Monday, June 2, 2008
Is Eye Contact Really Painful or Just an Unexpected Treat?
One of the big "symptoms" of Autism is lack of eye contact. I've heard this one since Case was a tiny Autistic being. It drives my hubby crazy when his son won't look him in the eye (I think Case knows that). I personally can relate to not giving eye contact although I don't believe I'm on the spectrum (if you know me and think otherwise, leave me a comment). I almost get hypnotized when having a conversation with someone while trying to stare them directly in the eye simply so they think I'm listening. I often feel that if I could just look down or away, I would get so much more out of what is being said, but this is socially unacceptable.
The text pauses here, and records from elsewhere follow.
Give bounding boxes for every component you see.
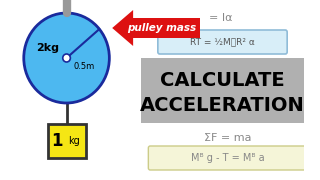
Text: CALCULATE: CALCULATE — [160, 71, 285, 89]
Text: kg: kg — [68, 136, 80, 146]
Text: 0.5m: 0.5m — [73, 62, 94, 71]
Polygon shape — [112, 10, 133, 46]
Text: 1: 1 — [51, 132, 63, 150]
FancyBboxPatch shape — [158, 30, 287, 54]
Text: ΣF = ma: ΣF = ma — [204, 133, 252, 143]
FancyBboxPatch shape — [48, 124, 85, 158]
FancyBboxPatch shape — [125, 18, 200, 38]
FancyBboxPatch shape — [148, 146, 308, 170]
Text: = Iα: = Iα — [209, 13, 233, 23]
Text: RT = ½M₝R² α: RT = ½M₝R² α — [190, 37, 255, 46]
Text: Mᴮ g - T = Mᴮ a: Mᴮ g - T = Mᴮ a — [191, 153, 265, 163]
Text: pulley mass: pulley mass — [127, 23, 196, 33]
Circle shape — [24, 13, 109, 103]
Circle shape — [63, 54, 70, 62]
FancyBboxPatch shape — [141, 58, 304, 123]
Text: ACCELERATION: ACCELERATION — [140, 96, 305, 114]
Text: 2kg: 2kg — [36, 43, 59, 53]
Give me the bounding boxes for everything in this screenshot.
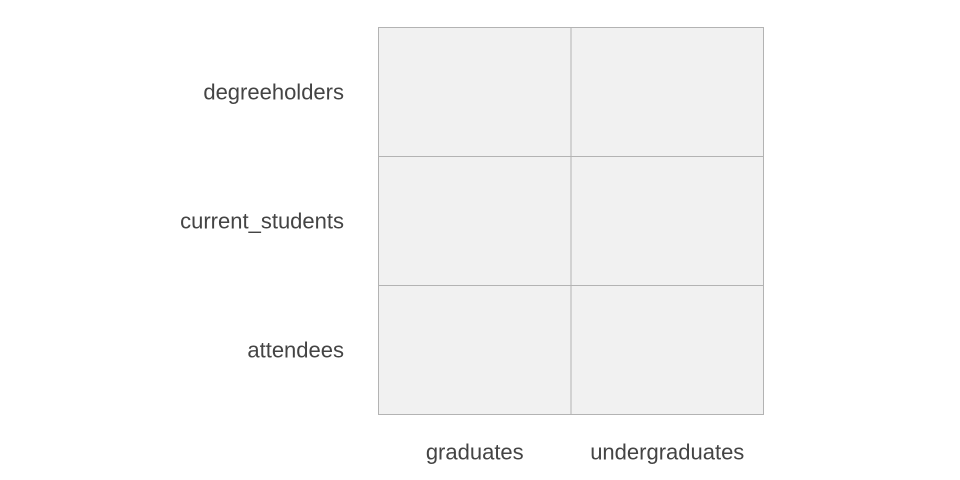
x-tick-label: undergraduates xyxy=(590,440,744,465)
y-axis-labels: degreeholders current_students attendees xyxy=(180,80,344,363)
cells-layer xyxy=(378,27,764,415)
heatmap-cell-degreeholders-graduates xyxy=(378,27,572,157)
heatmap-cell-attendees-graduates xyxy=(378,285,572,415)
x-axis-labels: graduates undergraduates xyxy=(426,440,744,465)
y-tick-label: degreeholders xyxy=(203,80,344,105)
y-tick-label: current_students xyxy=(180,209,344,234)
x-tick-label: graduates xyxy=(426,440,524,465)
heatmap-cell-attendees-undergraduates xyxy=(570,285,764,415)
heatmap-cell-current_students-undergraduates xyxy=(570,156,764,286)
heatmap-cell-degreeholders-undergraduates xyxy=(570,27,764,157)
heatmap-cell-current_students-graduates xyxy=(378,156,572,286)
y-tick-label: attendees xyxy=(247,338,344,363)
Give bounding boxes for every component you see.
I have to wonder if lack of eye contact is really bad, if one isn't looking at it from social perspective. And, I have to wonder if people with Autism are better listeners on some level because they don't make eye contact.
Oddly, I have really never had an eye contact issue with Casey. Tonight was a great example of this. We were at the pool, and usually he is in his own little world moving through the water, self-talking, and just loving the aquatic life. Fortunately for me, it seems he is much easier to engage in the pool, perhaps because of the movement, his relaxation level, who knows. Tonight, he took it upon himself to engage me.
For some reason, he suddenly wanted me to go under the water. Usually, we are at the pool at the end of the day, and I still have my makeup on so I don't want racoon eyes, and I don't want my hair all wet and goofy. So, I never go under, and usually he doesn't mind, but tonight, he was quite certain this was something I had to do.
We moved about the pool, debating on why I should and shouldn't go under, he saying "It will change your life!" (who knows where he got that one), and me saying "No, I don't want to look gross!". All the while, he stared directly into my eyes, so much so that it was almost uncomfortable, I wasn't used to it. But I suppose he felt so strongly about what he wanted, that in his mind, eye contact lent to the seriousness of his request. It was bizarre and awesome at the same time, almost like having a wild animal that would never come near a human take a piece of food out of your hand. I felt sorta privaleged to get so much eye contact, I savored it, and I tried to stretch out getting it as long as possible. Finally, I returned the gift with allowing him to "dunk" me. Mission accomplished, he was happy.
I was happy too, because I have to start believing lack of eye contact isn't a symptom of Autism, but the choice of an Autistic person.